Sylas didn't sleep that night.

He stayed by the fire, eyes half-lidded but alert, blade always in reach. Not because of the forest. Not because of Ronan.

Because of her.

He didn't like mysteries. And Amiya—gods damn her—was a walking one. Princess, fugitive, something half-asleep inside her that the world hadn't touched yet.

But that shimmer on the bridge hadn't been nothing.

He'd seen magic before—wild magic, broken magic, the kind that ruined villages and lured fools to their deaths. But this? This had been different.
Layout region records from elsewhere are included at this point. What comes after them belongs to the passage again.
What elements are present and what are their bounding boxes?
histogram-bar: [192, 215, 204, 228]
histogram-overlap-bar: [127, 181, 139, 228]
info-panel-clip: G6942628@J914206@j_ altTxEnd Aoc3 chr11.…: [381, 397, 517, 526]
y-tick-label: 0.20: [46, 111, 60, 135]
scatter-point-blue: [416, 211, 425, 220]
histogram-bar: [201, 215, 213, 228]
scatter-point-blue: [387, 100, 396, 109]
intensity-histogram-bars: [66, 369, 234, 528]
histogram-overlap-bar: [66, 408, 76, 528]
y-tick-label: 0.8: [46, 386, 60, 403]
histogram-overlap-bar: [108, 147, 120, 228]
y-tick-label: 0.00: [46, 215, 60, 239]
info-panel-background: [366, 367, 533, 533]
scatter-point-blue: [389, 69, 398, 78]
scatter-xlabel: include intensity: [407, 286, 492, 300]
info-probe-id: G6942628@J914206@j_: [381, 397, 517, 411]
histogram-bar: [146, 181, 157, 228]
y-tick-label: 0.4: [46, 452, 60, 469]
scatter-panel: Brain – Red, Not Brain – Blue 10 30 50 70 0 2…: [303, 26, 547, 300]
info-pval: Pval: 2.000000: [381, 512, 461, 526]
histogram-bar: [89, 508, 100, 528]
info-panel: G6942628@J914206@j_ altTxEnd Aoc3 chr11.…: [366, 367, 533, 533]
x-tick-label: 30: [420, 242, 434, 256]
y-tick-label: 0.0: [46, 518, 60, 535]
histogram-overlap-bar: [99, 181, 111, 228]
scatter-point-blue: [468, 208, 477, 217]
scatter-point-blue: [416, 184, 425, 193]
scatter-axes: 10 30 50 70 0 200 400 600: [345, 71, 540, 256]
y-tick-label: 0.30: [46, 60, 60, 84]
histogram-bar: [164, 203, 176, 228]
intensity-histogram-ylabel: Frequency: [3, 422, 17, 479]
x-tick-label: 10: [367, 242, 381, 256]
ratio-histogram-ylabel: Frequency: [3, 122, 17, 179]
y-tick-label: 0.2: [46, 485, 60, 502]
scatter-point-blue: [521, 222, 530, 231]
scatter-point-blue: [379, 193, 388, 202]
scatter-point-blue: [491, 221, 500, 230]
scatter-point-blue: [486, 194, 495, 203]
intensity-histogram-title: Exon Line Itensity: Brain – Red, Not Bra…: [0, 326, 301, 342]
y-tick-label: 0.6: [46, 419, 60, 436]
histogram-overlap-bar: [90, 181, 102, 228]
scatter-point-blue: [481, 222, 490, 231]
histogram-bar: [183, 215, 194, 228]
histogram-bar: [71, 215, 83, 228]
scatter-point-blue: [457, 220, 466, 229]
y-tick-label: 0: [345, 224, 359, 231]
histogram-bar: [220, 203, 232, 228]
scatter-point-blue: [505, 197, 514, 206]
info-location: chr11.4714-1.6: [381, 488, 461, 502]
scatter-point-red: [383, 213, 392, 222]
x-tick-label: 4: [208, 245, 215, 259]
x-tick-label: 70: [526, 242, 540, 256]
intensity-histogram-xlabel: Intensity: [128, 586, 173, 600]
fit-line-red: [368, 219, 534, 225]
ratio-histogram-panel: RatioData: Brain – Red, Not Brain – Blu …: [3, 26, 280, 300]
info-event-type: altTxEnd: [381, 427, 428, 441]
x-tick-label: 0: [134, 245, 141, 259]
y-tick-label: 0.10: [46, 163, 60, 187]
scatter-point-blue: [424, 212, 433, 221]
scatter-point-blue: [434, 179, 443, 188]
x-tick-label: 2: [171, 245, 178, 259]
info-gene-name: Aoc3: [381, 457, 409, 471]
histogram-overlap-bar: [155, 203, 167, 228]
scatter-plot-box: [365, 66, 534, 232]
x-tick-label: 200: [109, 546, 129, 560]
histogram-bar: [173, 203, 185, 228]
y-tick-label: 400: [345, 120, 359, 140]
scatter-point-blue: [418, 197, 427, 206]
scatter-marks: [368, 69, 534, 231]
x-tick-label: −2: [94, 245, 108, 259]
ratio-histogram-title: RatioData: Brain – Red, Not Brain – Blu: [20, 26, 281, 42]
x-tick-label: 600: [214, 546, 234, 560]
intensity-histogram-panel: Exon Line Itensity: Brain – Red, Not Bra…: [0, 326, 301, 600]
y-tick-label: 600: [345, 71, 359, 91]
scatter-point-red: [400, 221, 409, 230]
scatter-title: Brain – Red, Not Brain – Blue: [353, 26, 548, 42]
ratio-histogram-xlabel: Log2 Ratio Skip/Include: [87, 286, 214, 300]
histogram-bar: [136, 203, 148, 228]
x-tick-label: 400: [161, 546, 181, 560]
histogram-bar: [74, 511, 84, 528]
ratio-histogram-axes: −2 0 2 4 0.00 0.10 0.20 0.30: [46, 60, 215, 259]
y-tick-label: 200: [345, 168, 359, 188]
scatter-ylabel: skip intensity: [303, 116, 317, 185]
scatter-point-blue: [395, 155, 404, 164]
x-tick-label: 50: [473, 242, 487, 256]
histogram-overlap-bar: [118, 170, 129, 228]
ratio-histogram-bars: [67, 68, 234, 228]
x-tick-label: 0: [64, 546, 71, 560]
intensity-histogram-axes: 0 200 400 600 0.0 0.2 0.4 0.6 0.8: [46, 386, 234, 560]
It hadn't tried to consume her. It had responded. Recognized something. And Sylas had felt that shift. The moment it rippled under her skin, it had brushed his instincts like a whisper on steel.

She'd looked ready to fall into it. Like it was calling her home.

He didn't like the thought. Didn't like anything he couldn't fight off with a blade.

She watched him across the fire once. Their eyes met, briefly.

He hadn't said anything. But neither had she.

He noticed the way her fingers twitched in her sleep—or what passed for sleep. She was restless, coiled like a spring, as if even her dreams didn't let her rest. When she stirred and blinked toward the dying embers, his voice cut through the hush.

"You felt it, didn't you?"

She nodded slowly. "Yes. Like it… knew me."

He didn't call her crazy. He didn't tell her she was imagining things. Because he'd seen it too. And because deep down, part of him already suspected the truth:

That this wasn't just magic. It was something older. Rooted in her blood. And maybe… in that pendant he still hadn't told her he carried.

His hand brushed the inside of his coat where the pendant lay tucked in a hidden pocket. Cold. Silent. Ordinary—until now.

He didn't know what it did. Didn't know if it had triggered what they'd seen. But if that shimmer on the bridge was a sign of something stirring in her, it was a sign he couldn't ignore.

By morning, he'd made his choice.

They wouldn't be continuing west.

They'd turn south—toward the Singing Hollow. Toward the old places that whispered of long-dead power.

She wouldn't like it. She might even fight him on it.

But whatever was waking up in Amiya… it was older than either of them.

And it sure as hell wasn't going to let them outrun it.